Madem artık işlevini yitirmiş, örgüt öfkesini neden orada gösteriyor? Başka nerede gösterecek? Kaldı ki, partinin asıl işlev sahibi yönetim yeri MYK. O yürütme kurulu Parti Meclisi içinden seçiliyor.
Koca Genel Sekreter
Çarpıcı bir diğer olay, Genel Sekreter Gürsel Tekin’in yönetim dışında kalması.
Kılıçdaroğlu’nun sağ kolu, dışarıdan bakınca, hemen pek çok konuyu Tekin’e danışıyor. Tekin partinin ikinci adamı. Örgüt partideki ikinci adamı tasfiye ediyor. Tekin’in tasfiye ederek, Kılıçdaroğlu’na “oğlum sana söylüyorum, damadım sen anla” versiyonu.
Tekin kendi başına hareket eden, kendine partide çevre oluşturan, sen, ben, bizim oğlan vaziyetini kuran biri. Örgüt ona artık “dur” diyor.
Kılıçdaroğlu’nun listesinden seçilenlere bakıldığında, 690 oy ile en çok oyu Selin Sayek Böke alıyor. 690 oy, toplam delegenin yarısını ancak biraz geçiyor. En çok oy alan bile ancak yarıyı zorluyor.
690 Kılıçdaroğlu’nun örgüte yenilmesinde tipik bir rakam.
Yine de Kılıçdaroğlu
Madem örgüt bu kadar öfkeli, Kılıçdaroğlu’nu Parti Meclisi'nde yenilgiye uğratıyor, neden o kadar büyük çoğunlukla yine de onu Genel Başkan seçiyor.
Çok basit.
Partiye yeni ufuk açacak, ideolojik sıçrama yaptıracak, iktidar hedefi aşılayacak, bu yönde güven verecek alternatif çıkmıyor, çıkamıyor. O nedenle çaresiz, Kılıçdaroğlu’nu seçiyor.

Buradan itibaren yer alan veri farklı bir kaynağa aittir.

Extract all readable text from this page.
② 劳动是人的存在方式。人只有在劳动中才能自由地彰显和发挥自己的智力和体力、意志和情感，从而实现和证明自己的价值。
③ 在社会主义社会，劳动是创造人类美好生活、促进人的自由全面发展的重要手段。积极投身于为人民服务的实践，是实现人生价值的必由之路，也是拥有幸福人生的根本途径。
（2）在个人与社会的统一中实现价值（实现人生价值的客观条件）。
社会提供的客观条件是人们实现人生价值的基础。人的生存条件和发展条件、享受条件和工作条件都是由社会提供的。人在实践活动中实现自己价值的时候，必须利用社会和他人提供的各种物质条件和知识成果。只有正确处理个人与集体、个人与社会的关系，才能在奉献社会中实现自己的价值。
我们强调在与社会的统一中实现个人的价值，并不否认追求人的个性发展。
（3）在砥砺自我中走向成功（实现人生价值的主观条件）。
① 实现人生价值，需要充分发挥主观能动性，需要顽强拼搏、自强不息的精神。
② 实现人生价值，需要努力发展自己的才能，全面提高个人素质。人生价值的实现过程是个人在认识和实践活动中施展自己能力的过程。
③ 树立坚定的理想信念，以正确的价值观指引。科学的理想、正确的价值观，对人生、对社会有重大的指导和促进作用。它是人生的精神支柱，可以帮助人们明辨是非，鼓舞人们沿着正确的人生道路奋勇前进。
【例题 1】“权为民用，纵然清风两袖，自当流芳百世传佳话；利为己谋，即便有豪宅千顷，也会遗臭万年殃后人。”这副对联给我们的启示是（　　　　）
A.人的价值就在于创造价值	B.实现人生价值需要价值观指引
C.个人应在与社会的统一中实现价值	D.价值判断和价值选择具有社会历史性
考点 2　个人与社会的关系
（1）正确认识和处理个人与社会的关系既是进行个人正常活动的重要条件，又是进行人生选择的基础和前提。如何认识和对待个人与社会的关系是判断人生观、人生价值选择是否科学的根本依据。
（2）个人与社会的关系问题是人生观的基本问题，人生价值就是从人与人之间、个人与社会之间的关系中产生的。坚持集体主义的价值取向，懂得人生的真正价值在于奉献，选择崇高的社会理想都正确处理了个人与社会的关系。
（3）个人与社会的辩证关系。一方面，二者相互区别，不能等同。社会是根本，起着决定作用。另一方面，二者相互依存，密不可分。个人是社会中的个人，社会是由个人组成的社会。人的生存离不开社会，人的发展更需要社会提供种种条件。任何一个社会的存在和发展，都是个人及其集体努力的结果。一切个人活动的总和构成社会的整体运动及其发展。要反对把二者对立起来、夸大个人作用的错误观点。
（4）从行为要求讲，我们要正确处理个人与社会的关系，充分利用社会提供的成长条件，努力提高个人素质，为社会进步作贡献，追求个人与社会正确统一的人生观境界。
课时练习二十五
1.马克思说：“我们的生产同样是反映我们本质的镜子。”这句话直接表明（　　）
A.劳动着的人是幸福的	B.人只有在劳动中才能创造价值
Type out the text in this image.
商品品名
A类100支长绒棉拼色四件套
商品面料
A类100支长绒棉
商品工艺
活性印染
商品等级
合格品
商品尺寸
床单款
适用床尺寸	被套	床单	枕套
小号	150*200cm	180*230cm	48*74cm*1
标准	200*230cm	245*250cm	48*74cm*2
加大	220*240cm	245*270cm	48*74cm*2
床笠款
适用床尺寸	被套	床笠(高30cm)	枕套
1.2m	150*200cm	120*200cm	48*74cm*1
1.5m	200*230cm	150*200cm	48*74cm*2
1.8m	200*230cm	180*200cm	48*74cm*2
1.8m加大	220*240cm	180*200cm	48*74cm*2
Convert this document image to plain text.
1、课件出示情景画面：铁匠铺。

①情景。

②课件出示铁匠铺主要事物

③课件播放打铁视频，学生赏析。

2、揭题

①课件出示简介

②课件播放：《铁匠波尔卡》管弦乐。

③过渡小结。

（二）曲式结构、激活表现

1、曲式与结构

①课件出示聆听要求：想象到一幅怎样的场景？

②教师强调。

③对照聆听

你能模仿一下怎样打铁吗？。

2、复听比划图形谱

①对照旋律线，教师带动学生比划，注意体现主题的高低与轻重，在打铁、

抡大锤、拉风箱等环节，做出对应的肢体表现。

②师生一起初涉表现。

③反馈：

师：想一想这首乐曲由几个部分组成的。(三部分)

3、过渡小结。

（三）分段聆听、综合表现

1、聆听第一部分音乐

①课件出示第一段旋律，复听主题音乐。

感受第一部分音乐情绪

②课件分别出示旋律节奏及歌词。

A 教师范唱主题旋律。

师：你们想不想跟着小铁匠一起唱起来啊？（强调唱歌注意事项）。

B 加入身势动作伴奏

Ancak, sürpriz değil. Kokusu il kongrelerinde çıkıyor. Başta İstanbul, pek çok ilde Kılıçdaroğlu’nun destek verdiği adaylar seçilemiyor.
Genel Başkan aday gösterecek ve o aday seçilmeyecek, olacak iş değil, ama CHP’de oluyor. Bu oluşum kurultaya yansıyor.
CHP tarihinde ilk kez Genel Başkan Parti Meclisi seçimini kaybederek, Genel Başkan seçildiği kurultaydan mağlup ayrılıyor.
Bu değişim Kılıçdaroğlu’nu zorlayacağa benziyor. Bu saatten sonra, onun için “ben yaptım oldu” seansları artık geride.
Örgüt Parti Meclisini değiştiriyor, sıra Kılıçdaroğlu’nun kendisini değiştirmesinde.
Bu değişimin yolu etkin muhalefetten, örneğin Başkanlık sistemini bütünüyle gündemin dışına çıkartmaktan, Kürt Sorununda çoğunluğun, Türkler ve Kürtler, benimseyeceği politikalar önermekten geçiyor.